To put it into context, if USD is the definition of any scene, ODF is the definition of any package containing work, deliverables, or information for an external party or even within two different systems of a pipeline.
Some basic examples might be:
- You need to present a set of image sequences and elements for another firm to comp a shot
- Outsource plates for roto with an annotation and notes
- Pass a model to a third party rigging client
- Passing back and forth caches, USDs, or other forms of scene description
- Update another parties tracking software with your own internal work
On top of all this, ODF is built from the ground up to scale with the industry. With a plugin interface for generating new Components (more on these later), we can create a means of translating from one pipeline to another even as requirements change.

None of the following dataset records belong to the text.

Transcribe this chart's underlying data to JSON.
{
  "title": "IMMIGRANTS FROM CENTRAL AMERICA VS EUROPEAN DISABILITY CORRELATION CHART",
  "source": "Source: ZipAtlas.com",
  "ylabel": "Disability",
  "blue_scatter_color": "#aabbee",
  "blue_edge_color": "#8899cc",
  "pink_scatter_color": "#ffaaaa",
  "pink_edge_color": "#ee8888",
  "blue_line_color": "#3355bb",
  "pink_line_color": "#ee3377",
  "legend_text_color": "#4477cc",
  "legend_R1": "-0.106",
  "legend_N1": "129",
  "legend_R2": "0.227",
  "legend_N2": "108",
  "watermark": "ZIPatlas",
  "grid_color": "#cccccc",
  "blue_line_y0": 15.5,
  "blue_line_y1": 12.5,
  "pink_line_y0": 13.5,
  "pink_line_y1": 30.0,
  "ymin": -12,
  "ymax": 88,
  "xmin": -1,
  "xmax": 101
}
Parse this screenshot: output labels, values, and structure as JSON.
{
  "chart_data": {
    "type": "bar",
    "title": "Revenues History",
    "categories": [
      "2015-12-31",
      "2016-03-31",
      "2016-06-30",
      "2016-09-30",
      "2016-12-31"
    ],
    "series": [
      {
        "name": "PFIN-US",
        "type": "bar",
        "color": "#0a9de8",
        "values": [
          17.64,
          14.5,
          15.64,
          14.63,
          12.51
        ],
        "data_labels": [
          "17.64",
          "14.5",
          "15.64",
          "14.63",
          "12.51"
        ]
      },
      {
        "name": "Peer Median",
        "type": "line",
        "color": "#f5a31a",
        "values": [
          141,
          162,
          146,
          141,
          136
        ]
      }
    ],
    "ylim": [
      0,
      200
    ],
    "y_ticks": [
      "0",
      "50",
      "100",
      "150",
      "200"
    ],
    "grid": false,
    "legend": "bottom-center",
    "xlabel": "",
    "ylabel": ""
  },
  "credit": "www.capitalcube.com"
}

The VFX/Animation industry as a whole deals with a massive number of formats, information, terminology, pipelines, and otherwise. OpenDeliveryFormat was conceived when a development team was dealing with a huge number of vendors with different flavors of content delivery.
Many of these "packages" contained the same kind of work but with slight variations in the folder structure, naming conventions, or otherwise. It ended up looking like the following diagram.
Each arrow in that figure comes with it's own set of production management to both build the package as well as unpack and bring it into that studios system. This results in ever-increasing overhead to handle these interchanges.
OpenDeliveryFormat is a standard means of moving content between any two or more studios.
To rationalize all these data types, ODF uses a simple structure to abstract specification definition, and work/delivery listing.